Semiotics is how we give meaning to signs. We live in a world of signs and interpretations vary between individuals. Meanings are not rudimentary; we create codes and conventions to ascribe meaning. This process occurs without conscious awareness.[10] People can react to the same sign differently, depending on their culture or past experiences.[11] The word ‘apple’ could represent food, health, knowledge or technology. The way signs are presented to an individual can also influence how that sign is interpreted.

Colours unconsciously impact emotions and perceptions. Reactions can be influenced by gender, age, and ethnicity. White is attributed to weddings in western culture and to funerals in the east.[12] Selection of font can also have unconscious influence on the creation of meaning. A study found that subjects asked to follow a recipe printed with a mentally challenging font were more likely to find the task time consuming and requiring a high level of skill than those reading the less challenging font.[13]

Failure to acknowledge the role of the unconscious in communication will limit the capacity to understand and manage risk. If decision making is primarily unconscious, how does consciousness assist the decision making process?

The conscious mind is rational, logical and systematic. These attributes allow consciousness to play the role of teacher or trainer when learning how to undertake complex activities. The best way to demonstrate this is learning to drive a vehicle. When first learning to drive, we are consciously thinking about the sequence of actions that must take place. The activity is awkward, confusing and difficult. Once the learning period has concluded, the skills required to drive a vehicle become automatic, consciousness is no longer needed and unconsciousness takes control. In fact, once automaticity has been achieved, consciously thinking about an activity results in a reduction of performance and mistakes are more likely to be made.[14]

The human decision making process is primarily unconscious.

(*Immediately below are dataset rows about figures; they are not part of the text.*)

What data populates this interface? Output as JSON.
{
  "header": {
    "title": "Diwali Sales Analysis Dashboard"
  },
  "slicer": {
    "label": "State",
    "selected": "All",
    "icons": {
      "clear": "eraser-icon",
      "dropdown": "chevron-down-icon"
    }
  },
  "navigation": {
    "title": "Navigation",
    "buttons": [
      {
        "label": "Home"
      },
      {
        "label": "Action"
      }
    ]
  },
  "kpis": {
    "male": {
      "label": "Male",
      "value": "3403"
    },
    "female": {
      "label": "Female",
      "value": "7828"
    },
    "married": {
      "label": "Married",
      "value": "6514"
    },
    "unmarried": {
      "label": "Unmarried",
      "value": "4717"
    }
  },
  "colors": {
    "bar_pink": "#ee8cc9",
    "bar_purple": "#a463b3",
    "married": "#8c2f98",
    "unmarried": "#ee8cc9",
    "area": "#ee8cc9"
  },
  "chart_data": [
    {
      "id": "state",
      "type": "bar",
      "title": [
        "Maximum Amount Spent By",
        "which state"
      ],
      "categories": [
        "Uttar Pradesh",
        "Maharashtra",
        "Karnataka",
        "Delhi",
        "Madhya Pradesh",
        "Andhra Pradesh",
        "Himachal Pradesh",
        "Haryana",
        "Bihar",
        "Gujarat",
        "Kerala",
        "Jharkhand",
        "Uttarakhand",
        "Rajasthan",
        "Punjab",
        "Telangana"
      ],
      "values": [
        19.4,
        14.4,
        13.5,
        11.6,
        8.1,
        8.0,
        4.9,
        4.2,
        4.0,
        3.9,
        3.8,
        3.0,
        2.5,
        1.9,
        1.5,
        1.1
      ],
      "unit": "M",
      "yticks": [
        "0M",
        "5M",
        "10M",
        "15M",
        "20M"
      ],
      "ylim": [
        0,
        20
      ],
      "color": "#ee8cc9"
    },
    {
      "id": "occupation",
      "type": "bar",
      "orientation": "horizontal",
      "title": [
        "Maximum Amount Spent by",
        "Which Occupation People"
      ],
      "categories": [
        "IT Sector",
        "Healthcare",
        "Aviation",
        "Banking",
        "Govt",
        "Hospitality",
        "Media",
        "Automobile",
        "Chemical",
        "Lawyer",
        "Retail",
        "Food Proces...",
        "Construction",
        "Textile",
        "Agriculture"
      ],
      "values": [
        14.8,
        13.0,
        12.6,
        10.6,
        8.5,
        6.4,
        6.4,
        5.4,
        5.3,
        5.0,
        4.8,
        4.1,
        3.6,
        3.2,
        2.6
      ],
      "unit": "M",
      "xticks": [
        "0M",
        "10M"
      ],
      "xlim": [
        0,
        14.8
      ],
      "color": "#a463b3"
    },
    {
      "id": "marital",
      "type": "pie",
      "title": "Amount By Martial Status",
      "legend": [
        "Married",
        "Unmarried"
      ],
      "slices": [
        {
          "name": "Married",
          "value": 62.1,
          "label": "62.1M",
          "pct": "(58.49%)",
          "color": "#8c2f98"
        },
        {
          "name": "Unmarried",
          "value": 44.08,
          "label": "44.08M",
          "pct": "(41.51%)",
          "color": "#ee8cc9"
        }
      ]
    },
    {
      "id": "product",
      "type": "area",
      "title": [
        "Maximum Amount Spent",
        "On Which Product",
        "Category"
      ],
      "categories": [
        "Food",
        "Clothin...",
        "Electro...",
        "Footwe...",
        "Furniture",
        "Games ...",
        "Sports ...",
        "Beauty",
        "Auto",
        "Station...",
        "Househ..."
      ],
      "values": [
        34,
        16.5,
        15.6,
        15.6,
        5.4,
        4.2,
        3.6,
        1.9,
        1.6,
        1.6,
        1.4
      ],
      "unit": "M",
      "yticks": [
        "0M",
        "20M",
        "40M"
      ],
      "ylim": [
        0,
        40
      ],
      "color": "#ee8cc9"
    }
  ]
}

The illusion of consciousness being the initiator of action is an illusion. Failure to acknowledge this can result in the belief that all risk taking is rational and only rational responses to risk will be applied, such as underreporting, punishment and control. There is no room for understanding automaticity and the influence of priming and semiotics, as these concepts do not fit into rational models of thinking. Blame and punishment are by-products of a rational approach to risk… Accepting that decision making is non rational and unconscious results in a richer understanding of risk and allows for humanising methods of risk management.